Deux cent mille euros de prix au concours de backgammon. Il y avait de quoi appâter les joueurs, la semaine dernière à la Pergola Nova de l’Hôtel du Lac d’Enghien-les-Bains. Deux cents participants, trente Nations représentées, le cinquième French Open couplé au troisième European Backgammon, double Championships n’a pas laissé indifférents les passionnés.  Parmi eux : Antoinette Rodi, une Américaine qui effectue son premier voyage à l’étranger. « C’est tellement différent par rapport aux Etats-Unis. Un écran diffuse en direct les parties, les chaises des tables sont assorties aux nappes. Tout est raffiné », remarque-t-elle en faisant une pause. Cet endroit d’élégance que représente l’Hôtel n’est pas pour lui déplaire. « Mais quel que soit l’endroit, le backgammon reste tel qu’il est », ajoute la joueuse qui a commencé à l’âge de 17 ans.
Dans la salle, d’autres sont concentrés. On pourrait croire que tout le secret d’une victoire se cache dans le gobelet que les participants agitent avec fougue. Mais contrairement aux échecs, intervient dans le backgammon une part de hasard. « Ce n’est pas toujours le meilleur qui gagne », reconnaît Nicolas, un jeune joueur.

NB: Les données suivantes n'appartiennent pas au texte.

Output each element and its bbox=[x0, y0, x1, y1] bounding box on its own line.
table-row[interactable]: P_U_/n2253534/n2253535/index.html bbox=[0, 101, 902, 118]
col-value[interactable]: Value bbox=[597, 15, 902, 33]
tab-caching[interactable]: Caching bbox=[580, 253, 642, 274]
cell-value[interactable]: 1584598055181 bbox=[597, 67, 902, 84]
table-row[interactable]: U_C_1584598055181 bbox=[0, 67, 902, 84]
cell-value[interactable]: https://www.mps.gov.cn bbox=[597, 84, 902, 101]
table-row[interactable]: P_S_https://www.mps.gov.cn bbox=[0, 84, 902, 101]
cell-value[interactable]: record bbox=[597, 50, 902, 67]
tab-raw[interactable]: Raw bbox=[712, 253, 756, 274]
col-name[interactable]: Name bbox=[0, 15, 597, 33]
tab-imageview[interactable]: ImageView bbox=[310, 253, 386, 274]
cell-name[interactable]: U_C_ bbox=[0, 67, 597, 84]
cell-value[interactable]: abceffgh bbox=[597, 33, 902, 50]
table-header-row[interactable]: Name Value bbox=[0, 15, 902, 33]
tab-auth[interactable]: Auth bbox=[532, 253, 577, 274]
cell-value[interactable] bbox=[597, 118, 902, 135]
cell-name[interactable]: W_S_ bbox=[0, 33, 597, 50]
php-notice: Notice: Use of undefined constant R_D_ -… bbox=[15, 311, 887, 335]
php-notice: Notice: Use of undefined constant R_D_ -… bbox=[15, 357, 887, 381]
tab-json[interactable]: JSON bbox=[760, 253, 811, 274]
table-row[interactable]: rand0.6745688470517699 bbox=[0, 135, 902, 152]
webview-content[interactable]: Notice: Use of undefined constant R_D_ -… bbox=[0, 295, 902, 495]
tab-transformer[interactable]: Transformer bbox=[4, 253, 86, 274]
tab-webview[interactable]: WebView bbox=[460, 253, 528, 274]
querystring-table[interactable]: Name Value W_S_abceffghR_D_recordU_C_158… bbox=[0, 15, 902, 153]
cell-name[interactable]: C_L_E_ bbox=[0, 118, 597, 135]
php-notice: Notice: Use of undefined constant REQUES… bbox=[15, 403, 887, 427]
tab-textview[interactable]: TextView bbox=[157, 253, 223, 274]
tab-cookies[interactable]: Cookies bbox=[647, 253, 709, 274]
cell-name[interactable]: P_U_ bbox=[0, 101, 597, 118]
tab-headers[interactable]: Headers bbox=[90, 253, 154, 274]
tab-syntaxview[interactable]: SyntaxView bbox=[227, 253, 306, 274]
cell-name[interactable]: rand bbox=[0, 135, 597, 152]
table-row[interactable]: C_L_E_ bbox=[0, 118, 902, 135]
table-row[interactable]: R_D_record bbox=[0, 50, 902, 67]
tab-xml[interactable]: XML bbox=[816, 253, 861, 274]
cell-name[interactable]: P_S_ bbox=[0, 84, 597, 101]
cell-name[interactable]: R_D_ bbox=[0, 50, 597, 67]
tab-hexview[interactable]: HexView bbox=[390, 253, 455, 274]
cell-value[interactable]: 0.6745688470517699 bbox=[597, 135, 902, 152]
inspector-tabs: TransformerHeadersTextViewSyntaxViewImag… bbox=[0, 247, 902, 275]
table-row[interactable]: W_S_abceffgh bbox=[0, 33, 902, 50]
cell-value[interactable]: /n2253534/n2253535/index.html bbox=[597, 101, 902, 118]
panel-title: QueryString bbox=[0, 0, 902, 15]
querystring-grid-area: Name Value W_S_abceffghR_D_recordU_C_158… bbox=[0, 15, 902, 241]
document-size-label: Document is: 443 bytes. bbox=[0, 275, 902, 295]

La présence du lancer de dés rend le calcul des probabilités indispensable, mais le hasard reste souvent maître du jeu. « Le backgammon est souvent comparé aux échecs, avec une part de probabilité et de chance, explique Jean-François Panin, qui supervise l’organisation du tournoi pour le groupe Lucien Barrière. Aux échecs on peut calculer 20 ou 30 coups d’avance. Au backgammon la probabilité des dés peut tout faire basculer ». Certes, les joueurs calculent la moindre erreur, peuvent s’améliorer et analyser leurs performances grâce au logiciel Snowy. Mais le jeu, l’un des plus anciens jeu de société, reste un tournoi qui réserve bien des surprises.
Comparé aux échecs

François Tardieu a été trois fois champion de France et d’Europe. Mais cette année, il est éliminé. « Le Backgammon est une gestion du risque qu’on essaie de maîtriser avec des combinaisons. Par une stratégie, on tente d’orienter le hasard ». Dans la Pergola Nova, beaucoup ont la même histoire. Au départ, joueurs d’échecs, ils ont ensuite découvert le Backgammon. Le président de l’association mondiale de backgammon et organisateur du championnat, Chiva Tafazzoli se félicite du niveau de la compétition. « Enghien est l’une des étapes d’une tournée européenne. La finale aura lieu à Venise en décembre ».